The tests are the clearest, public sign yet that Apple is serious about a nascent field that could, in time, transform mobility and upend the auto industry. A quarter of all miles driven in the U.S. may be traveled in shared, self-driving electric cars by the end of the next decade, Boston Consulting Group said this month. Apple wants a piece of this action, but it’s got a lot of competition: 29 other companies have autonomous vehicle testing permits in California.

Subject to standard regulations for testing autonomous technology on public roads, Apple’s test cars will have a person behind the wheel to monitor the testing. The California permit covers three 2015 Lexus RX450h SUVs, and six drivers, the DMV said. Alphabet Inc.’s Waymo and Uber Technologies Inc.’s self-driving test cars also have people behind the wheel during tests.

An Apple spokesman declined to comment beyond a statement issued in December when the company filed paperwork with the National Highway Traffic Safety Administration regarding safety practices for self-driving cars. “There are many potential applications for these technologies, including the future of transportation, so we want to work with NHTSA to help define the best practices for the industry,” Apple said at the time.

The DMV’s website was updated Friday to acknowledge Apple becoming a permit holder. A March 30 copy of the website does not list Apple as having approval, indicating it was granted within the last two weeks. The permit requires companies to disclose traffic incidents related to their testing within 10 business days of the event.

Apple’s self-driving technology is being developed in secret company offices in Sunnyvale, California, a short drive from its main Cupertino campus, Bloomberg News has reported.

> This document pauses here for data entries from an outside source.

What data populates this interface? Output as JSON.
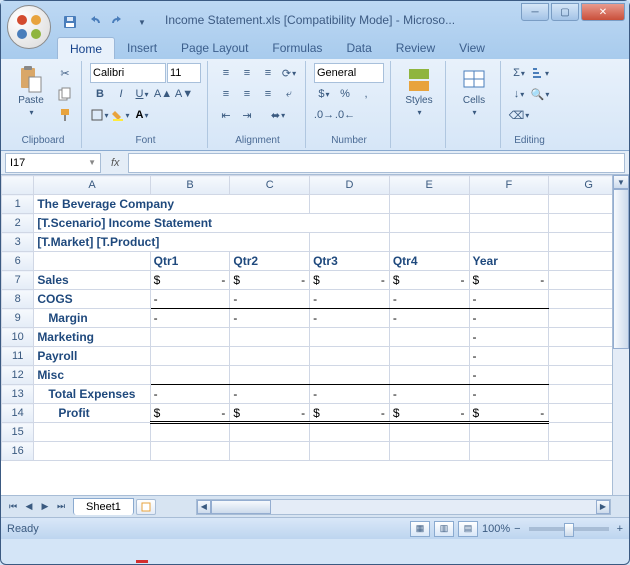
{
  "window": {
    "title": "Income Statement.xls  [Compatibility Mode] - Microso..."
  },
  "tabs": [
    "Home",
    "Insert",
    "Page Layout",
    "Formulas",
    "Data",
    "Review",
    "View"
  ],
  "active_tab": 0,
  "ribbon": {
    "clipboard": {
      "label": "Clipboard",
      "paste": "Paste"
    },
    "font": {
      "label": "Font",
      "name": "Calibri",
      "size": "11"
    },
    "alignment": {
      "label": "Alignment"
    },
    "number": {
      "label": "Number",
      "format": "General"
    },
    "styles": {
      "label": "Styles"
    },
    "cells": {
      "label": "Cells"
    },
    "editing": {
      "label": "Editing"
    }
  },
  "name_box": "I17",
  "fx": "fx",
  "columns": [
    "A",
    "B",
    "C",
    "D",
    "E",
    "F",
    "G"
  ],
  "row_nums": [
    "1",
    "2",
    "3",
    "6",
    "7",
    "8",
    "9",
    "10",
    "11",
    "12",
    "13",
    "14",
    "15",
    "16"
  ],
  "headers": [
    "Qtr1",
    "Qtr2",
    "Qtr3",
    "Qtr4",
    "Year"
  ],
  "labels": {
    "title1": "The Beverage Company",
    "title2": "[T.Scenario] Income Statement",
    "title3": "[T.Market] [T.Product]",
    "sales": "Sales",
    "cogs": "COGS",
    "margin": "Margin",
    "marketing": "Marketing",
    "payroll": "Payroll",
    "misc": "Misc",
    "total_exp": "Total Expenses",
    "profit": "Profit"
  },
  "dollar": "$",
  "dash": "-",
  "sheet": {
    "name": "Sheet1"
  },
  "status": {
    "ready": "Ready",
    "zoom": "100%"
  }
}
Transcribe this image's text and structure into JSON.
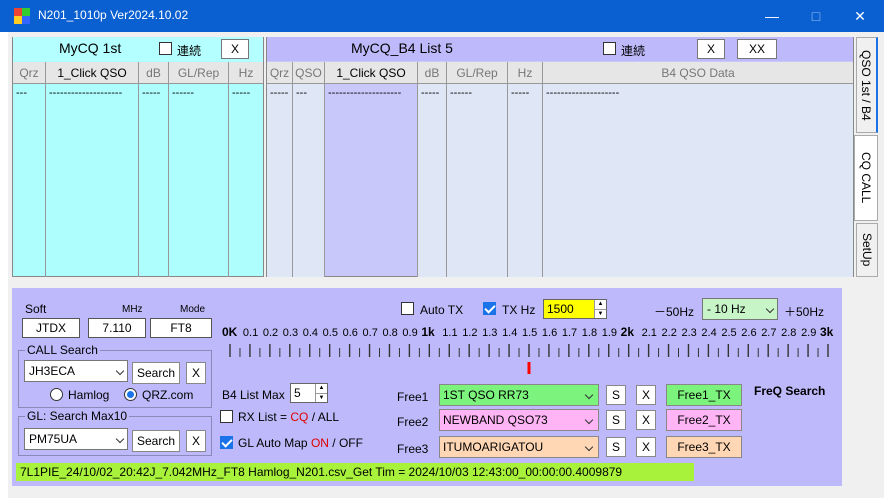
{
  "window": {
    "title": "N201_1010p Ver2024.10.02",
    "minimize": "—",
    "maximize": "□",
    "close": "✕"
  },
  "left_panel": {
    "title": "MyCQ 1st",
    "renzoku": "連続",
    "x_label": "X",
    "columns": [
      "Qrz",
      "1_Click QSO",
      "dB",
      "GL/Rep",
      "Hz"
    ],
    "row": [
      "---",
      "--------------------",
      "-----",
      "------",
      "-----"
    ]
  },
  "right_panel": {
    "title": "MyCQ_B4 List 5",
    "renzoku": "連続",
    "x_label": "X",
    "xx_label": "XX",
    "columns": [
      "Qrz",
      "QSO",
      "1_Click QSO",
      "dB",
      "GL/Rep",
      "Hz",
      "B4 QSO Data"
    ],
    "row": [
      "-----",
      "---",
      "--------------------",
      "-----",
      "------",
      "-----",
      "--------------------"
    ]
  },
  "tabs": [
    "QSO 1st / B4",
    "CQ CALL",
    "SetUp"
  ],
  "soft": {
    "soft_label": "Soft",
    "mhz_label": "MHz",
    "mode_label": "Mode",
    "soft_value": "JTDX",
    "mhz_value": "7.110",
    "mode_value": "FT8"
  },
  "call_search": {
    "label": "CALL Search",
    "value": "JH3ECA",
    "search": "Search",
    "x": "X",
    "hamlog": "Hamlog",
    "qrz": "QRZ.com"
  },
  "gl_search": {
    "label": "GL: Search Max10",
    "value": "PM75UA",
    "search": "Search",
    "x": "X"
  },
  "b4": {
    "label": "B4 List Max",
    "value": "5"
  },
  "rxlist": {
    "prefix": "RX List = ",
    "cq": "CQ",
    "sep": " / ",
    "all": "ALL"
  },
  "glmap": {
    "prefix": "GL Auto Map ",
    "on": "ON",
    "sep": " / ",
    "off": "OFF"
  },
  "tx": {
    "auto_tx": "Auto TX",
    "tx_hz_label": "TX Hz",
    "tx_hz_value": "1500",
    "minus": "－50Hz",
    "step": "- 10 Hz",
    "plus": "＋50Hz"
  },
  "scale": {
    "labels": [
      "0K",
      "0.1",
      "0.2",
      "0.3",
      "0.4",
      "0.5",
      "0.6",
      "0.7",
      "0.8",
      "0.9",
      "1k",
      "1.1",
      "1.2",
      "1.3",
      "1.4",
      "1.5",
      "1.6",
      "1.7",
      "1.8",
      "1.9",
      "2k",
      "2.1",
      "2.2",
      "2.3",
      "2.4",
      "2.5",
      "2.6",
      "2.7",
      "2.8",
      "2.9",
      "3k"
    ],
    "marker_value": 1500,
    "max": 3000
  },
  "free": [
    {
      "label": "Free1",
      "text": "1ST QSO RR73",
      "s": "S",
      "x": "X",
      "tx": "Free1_TX",
      "color": "#7cf37c"
    },
    {
      "label": "Free2",
      "text": "NEWBAND QSO73",
      "s": "S",
      "x": "X",
      "tx": "Free2_TX",
      "color": "#ffb4f5"
    },
    {
      "label": "Free3",
      "text": "ITUMOARIGATOU",
      "s": "S",
      "x": "X",
      "tx": "Free3_TX",
      "color": "#ffd7b4"
    }
  ],
  "freq_search": "FreQ Search",
  "status": "7L1PIE_24/10/02_20:42J_7.042MHz_FT8     Hamlog_N201.csv_Get Tim = 2024/10/03 12:43:00_00:00:00.4009879",
  "colors": {
    "titlebar": "#0a5fd1",
    "left_bg": "#aefefe",
    "right_bg": "#c8c8fa",
    "bottom_bg": "#beb9fa",
    "status": "#a8f23c",
    "tx_hz": "#ffff00",
    "marker": "#ff0000"
  }
}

The company also has a team in Canada working on a car operating system that would power the platform, people familiar with the matter have said.

The self-driving car platform is designed so that Apple could choose to open it up to existing carmakers or eventually port it to an Apple-designed vehicle. Apple began to focus more on the self-driving technology last year after re-hiring former hardware executive Bob Mansfield to lead the project. Apple aims to decide on the final direction of the platform by fall of this year, Bloomberg News has reported.